Felts put her name down in a shared online document made by Denison students listing community members willing to offer housing, employment, travel funds and other support for displaced students. She offered a wealth of things: two bedrooms, plus food, internet service, storage for items that students can’t take home and use of a car if needed.

“With things being uncertain, I think that it’s always important to help in whatever way you can,” Felts said.

– Jennifer Smola, The Columbus Dispatch

Boy donates 1,000 hand sanitizer sprays to community

He's the heart and soul of one New Jersey community, says his town's mayor.

Jayden Perez, 11, and his family will donate over 1,000 hand sanitizer sprays to the Woodland Park school district, fire department, police department and library amid concerns over coronavirus.

"He was concerned that some students didn't have sanitizer because they were selling out everywhere," said his mother, Ana Rosado.
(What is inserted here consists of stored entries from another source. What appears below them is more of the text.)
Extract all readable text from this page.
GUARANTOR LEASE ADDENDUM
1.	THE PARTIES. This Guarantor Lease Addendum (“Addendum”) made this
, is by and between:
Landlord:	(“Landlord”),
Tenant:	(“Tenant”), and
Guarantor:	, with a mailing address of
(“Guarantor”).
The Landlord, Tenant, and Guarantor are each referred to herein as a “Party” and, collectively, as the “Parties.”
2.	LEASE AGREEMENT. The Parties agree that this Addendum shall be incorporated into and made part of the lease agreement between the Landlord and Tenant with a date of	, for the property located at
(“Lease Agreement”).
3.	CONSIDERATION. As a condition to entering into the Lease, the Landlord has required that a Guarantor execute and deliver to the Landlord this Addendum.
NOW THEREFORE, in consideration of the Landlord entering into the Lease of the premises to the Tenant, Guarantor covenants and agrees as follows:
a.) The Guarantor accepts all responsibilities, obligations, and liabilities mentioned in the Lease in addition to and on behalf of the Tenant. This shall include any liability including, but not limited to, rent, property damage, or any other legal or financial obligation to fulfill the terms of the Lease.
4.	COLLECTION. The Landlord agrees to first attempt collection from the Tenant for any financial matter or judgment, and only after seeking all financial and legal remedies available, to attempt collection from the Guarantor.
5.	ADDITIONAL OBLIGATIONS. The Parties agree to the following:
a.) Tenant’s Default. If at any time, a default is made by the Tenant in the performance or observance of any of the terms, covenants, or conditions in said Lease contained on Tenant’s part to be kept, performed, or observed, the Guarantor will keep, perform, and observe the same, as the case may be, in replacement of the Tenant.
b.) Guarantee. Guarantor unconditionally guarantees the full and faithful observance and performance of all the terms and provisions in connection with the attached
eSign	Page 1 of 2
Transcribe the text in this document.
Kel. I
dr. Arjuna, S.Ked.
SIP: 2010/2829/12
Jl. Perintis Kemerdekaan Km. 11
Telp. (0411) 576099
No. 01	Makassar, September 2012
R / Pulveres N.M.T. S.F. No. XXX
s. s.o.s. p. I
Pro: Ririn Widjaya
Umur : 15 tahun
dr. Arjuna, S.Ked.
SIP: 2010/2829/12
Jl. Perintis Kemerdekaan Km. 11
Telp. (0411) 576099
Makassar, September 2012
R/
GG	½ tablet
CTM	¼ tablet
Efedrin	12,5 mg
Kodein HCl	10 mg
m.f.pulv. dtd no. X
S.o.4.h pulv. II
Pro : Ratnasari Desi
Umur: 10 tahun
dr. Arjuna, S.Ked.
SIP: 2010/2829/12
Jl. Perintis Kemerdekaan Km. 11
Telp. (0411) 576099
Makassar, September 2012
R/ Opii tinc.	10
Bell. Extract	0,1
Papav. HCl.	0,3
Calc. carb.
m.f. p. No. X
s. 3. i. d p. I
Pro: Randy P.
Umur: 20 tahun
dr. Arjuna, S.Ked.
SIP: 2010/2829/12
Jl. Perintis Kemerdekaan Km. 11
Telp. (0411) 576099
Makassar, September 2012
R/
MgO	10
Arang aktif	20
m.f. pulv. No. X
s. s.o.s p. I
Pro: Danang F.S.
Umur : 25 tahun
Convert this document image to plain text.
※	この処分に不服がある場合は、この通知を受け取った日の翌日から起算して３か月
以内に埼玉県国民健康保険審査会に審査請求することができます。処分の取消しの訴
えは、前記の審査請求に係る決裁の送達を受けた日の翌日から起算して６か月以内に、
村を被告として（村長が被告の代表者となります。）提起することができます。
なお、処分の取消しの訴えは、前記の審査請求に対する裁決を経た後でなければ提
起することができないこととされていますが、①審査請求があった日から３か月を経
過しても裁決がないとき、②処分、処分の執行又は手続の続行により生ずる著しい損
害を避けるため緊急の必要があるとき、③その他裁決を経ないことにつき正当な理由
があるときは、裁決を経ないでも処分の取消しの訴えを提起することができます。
They ordered sanitizer in bulk in February, before the crisis hit the state in March.

Perez is also planning on donating hand sanitizer to neighbors and family members.

He has a charitable streak: In 2017, Jayden organized a toy drive for victims of Hurricane Maria in Puerto Rico, and he collected over 1,000 toys for the children affected.  

– Anthony Zurita, Bergen Record

Woman volunteers to help grocery shop for neighbors in need

Courtney Igne, a resident of Mansfield, Massachussetts, was feeling anxious over the coronavirus pandemic. She told WBZ-TV in Boston that she had some spare time, given that her company gave her the go-ahead to work from home.

"If I’m anxious, certainly there are other people around here who are also more anxious because they might have cancer or they’re immunocompromised or they’re elderly,” she told WBZ-TV.

Igne posted in a Facebook group offering to help older or immunocompromised people grocery shop, which sparked a wave of other do-gooders in her area volunteering their time.

"I’d really appreciate if someone did that for me if I were in that situation," she said to WBZ-TV.

In one community, it's the little things

FORT MYERS, Fla. – Kindness can be demonstrated in the smallest of ways.

For Janelle Schenderlein‎ and her 7-year-old son Jaxon, it was with a bottle of rubbing alcohol. Schenderlein was short $3 for her purchase at Publix, which she needed to help clean her home. The woman behind her in the line offered to take it off her hands so they wouldn't hold up the queue.

As the Schenderleins were walking out the door, the woman — a nurse — gave it to her. 

"She said she was a nurse and that I have children and that I needed it," Schenderlein said. "I was moved to tears."

As they drove home, they talked about paying it forward.